Cassazione Penale, sentenza n. 9568 del 6 marzo 2024.
MASSIMA:
“Quanto all’asserito comportamento abnorme del lavoratore, si è efficacemente sottolineato che tale imprevedibilità non può mai essere ravvisata in una condotta che, per quanto imperita, imprudente o negligente, rientri comunque nelle mansioni assegnate, poiché la prevedibilità di uno scostamento del lavoratore dagli standards di piena prudenza, diligenza e perizia costituisce evenienza immanente nella stessa organizzazione del lavoro.”.
CONCETTO TRATTATO:
La posizione di garanzia dell’imprenditore discende dalla sua qualifica di datore di lavoro dell’infortunato, con esclusione della condotta abnorme del lavoratore.
COMMENTO:
Un datore di lavoro proponeva ricorso per cassazione avverso la sentenza della Corte di Appello con la quale era stata confermata la pronuncia di condanna del Tribunale in relazione al reato di cui all’art. 590 cod. pen. (lesioni personali colpose), commesso con violazione di norme in materia di infortuni sul lavoro.
La difesa sosteneva una errata applicazione della legge penale, e conseguente contraddittorietà ed illogicità della motivazione, in ordine alla posizione di garanzia rivestita dall’imputato nella vicenda in esame ed in ordine alla ritenuta esclusione della condotta abnorme del lavoratore.
La Corte, con sentenza n. 9568 depositata il 6 marzo 2024, dichiarava il ricorso inammissibile.
La Cassazione, infatti, sottolineava come la posizione di garanzia dell’imputato era stata fatta discendere dalla sua qualifica di datore di lavoro dell’infortunato, il quale, mentre era intento ad effettuare lavori di pitturazione, precipitava da un’impalcatura, priva di fermi funzionanti e non idonea a consentire il raggiungimento di tutte le parti dell’edificio da verniciare.
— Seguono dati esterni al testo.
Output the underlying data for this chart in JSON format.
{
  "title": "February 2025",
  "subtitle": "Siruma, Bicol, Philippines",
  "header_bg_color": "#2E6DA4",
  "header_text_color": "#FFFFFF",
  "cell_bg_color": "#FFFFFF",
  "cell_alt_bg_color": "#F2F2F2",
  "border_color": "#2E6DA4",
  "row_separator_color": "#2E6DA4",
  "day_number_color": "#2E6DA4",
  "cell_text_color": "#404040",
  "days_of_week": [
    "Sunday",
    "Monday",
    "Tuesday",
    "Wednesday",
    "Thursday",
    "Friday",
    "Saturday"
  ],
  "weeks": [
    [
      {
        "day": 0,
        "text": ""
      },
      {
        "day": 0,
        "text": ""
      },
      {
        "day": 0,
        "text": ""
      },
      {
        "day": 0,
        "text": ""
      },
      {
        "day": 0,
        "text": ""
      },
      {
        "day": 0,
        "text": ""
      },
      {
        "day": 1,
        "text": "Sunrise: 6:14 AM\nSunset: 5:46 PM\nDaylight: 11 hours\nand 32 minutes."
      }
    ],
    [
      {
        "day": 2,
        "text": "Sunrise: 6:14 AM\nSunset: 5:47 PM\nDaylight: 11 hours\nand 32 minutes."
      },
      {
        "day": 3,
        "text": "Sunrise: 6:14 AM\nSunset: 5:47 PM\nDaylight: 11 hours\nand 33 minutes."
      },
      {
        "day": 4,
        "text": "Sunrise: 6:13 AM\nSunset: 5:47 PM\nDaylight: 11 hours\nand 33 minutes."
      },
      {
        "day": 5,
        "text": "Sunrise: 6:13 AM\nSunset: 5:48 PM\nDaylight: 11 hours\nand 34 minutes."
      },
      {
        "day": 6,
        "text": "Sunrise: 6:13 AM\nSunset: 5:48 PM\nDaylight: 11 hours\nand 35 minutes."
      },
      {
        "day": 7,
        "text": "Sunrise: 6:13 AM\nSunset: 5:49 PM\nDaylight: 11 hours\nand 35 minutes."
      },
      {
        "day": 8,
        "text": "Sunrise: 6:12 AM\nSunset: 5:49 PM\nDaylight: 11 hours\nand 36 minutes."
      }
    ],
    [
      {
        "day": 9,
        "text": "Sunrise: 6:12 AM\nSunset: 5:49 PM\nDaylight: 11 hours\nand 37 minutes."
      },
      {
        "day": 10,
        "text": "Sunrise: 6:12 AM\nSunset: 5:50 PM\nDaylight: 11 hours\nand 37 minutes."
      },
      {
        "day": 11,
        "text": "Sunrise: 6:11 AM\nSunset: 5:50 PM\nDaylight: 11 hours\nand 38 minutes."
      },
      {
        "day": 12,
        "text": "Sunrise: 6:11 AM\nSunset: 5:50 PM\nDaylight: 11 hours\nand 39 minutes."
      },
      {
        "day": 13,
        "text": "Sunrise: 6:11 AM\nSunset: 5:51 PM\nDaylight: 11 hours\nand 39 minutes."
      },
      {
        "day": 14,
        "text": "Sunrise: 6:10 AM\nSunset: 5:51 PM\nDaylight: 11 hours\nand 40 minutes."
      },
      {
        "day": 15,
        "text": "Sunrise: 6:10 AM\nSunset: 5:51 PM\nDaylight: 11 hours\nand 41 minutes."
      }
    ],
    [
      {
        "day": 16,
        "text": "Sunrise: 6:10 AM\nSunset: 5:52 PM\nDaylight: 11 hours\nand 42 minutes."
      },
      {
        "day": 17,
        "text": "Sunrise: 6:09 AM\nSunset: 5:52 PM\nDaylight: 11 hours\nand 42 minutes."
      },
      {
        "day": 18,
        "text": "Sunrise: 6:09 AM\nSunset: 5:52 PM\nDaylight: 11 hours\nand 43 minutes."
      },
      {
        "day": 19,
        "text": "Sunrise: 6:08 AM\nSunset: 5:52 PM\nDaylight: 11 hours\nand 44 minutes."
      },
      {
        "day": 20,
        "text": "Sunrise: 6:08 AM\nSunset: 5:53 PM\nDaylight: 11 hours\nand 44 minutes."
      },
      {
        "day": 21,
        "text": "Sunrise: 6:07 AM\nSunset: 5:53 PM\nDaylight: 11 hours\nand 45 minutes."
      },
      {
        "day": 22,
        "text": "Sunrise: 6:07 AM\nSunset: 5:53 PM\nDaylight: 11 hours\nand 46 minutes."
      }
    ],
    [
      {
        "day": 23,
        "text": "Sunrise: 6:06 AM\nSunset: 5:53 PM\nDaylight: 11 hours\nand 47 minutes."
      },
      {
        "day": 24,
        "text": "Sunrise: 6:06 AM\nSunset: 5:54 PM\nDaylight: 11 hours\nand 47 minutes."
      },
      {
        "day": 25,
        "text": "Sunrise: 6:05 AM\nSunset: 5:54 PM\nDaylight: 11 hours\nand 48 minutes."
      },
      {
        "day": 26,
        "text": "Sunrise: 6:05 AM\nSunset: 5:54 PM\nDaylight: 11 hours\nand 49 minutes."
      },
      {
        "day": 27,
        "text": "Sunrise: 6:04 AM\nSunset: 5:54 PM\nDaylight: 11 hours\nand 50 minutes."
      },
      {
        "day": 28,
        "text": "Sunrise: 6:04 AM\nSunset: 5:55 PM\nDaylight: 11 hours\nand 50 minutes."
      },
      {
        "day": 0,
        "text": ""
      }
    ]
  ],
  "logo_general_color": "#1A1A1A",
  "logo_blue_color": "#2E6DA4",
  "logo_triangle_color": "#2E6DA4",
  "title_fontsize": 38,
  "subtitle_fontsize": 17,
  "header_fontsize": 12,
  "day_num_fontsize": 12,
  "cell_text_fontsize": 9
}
Il lavoratore, da un lato, serbava una condotta imprudente in quanto, per raggiungere le parti su cui doveva operare, provocava lo spostamento dell’impalcatura saltellando sulla sua piattaforma, precipitando poi al suolo.
Tuttavia, le violazioni alle norme antinfortunistiche individuate nei gradi di merito, riguardanti la mancata formazione del lavoratore e l’inidoneità dello strumento di lavoro messo a sua disposizione, per via del meccanismo di blocco non funzionante e delle misure insufficienti, venivano solo genericamente contestate dall’imputato, il quale si limitava ad evidenziare come il lavoratore fosse esperto e formato.
In merito alla eventuale presenza di altre figure aziendali addette alla sicurezza, la Corte sosteneva che: “in ogni caso, anche a volere ammettere la presenza di altre figure garanti della sicurezza del lavoratore, in materia di prevenzione degli infortuni nei luoghi di lavoro, qualora vi siano più titolari della posizione di garanzia, ciascuno è per intero destinatario dell’obbligo di tutela impostogli dalla legge per cui l’omessa applicazione di una cautela antinfortunistica è addebitabile ad ognuno dei titolari di tale posizione”.
Sotto altro aspetto, veniva confermato che il comportamento abnorme del lavoratore non può mai essere ravvisato in una condotta che, per quanto imperita, imprudente o negligente, rientri comunque nelle mansioni assegnate, poiché la prevedibilità di uno scostamento del lavoratore dagli standards di piena prudenza, diligenza e perizia costituisce una concreta evenienza nella stessa organizzazione del lavoro.
Questo principio serve ad “evidenziare la necessità che siano portate alla luce circostanze peculiari – interne o esterne al processo di lavoro – che connotano la condotta dell’infortunato in modo che essa si collochi al di fuori dell’area di rischio definita dalla lavorazione in corso”.
Ritenuto che la Corte d’Appello avesse giustamente escluso la presenza di tali circostanze, la Corte di Cassazione dichiarava inammissibile il ricorso e condannava il ricorrente al pagamento delle spese processuali e della somma di euro tremila in favore della Cassa delle Ammende.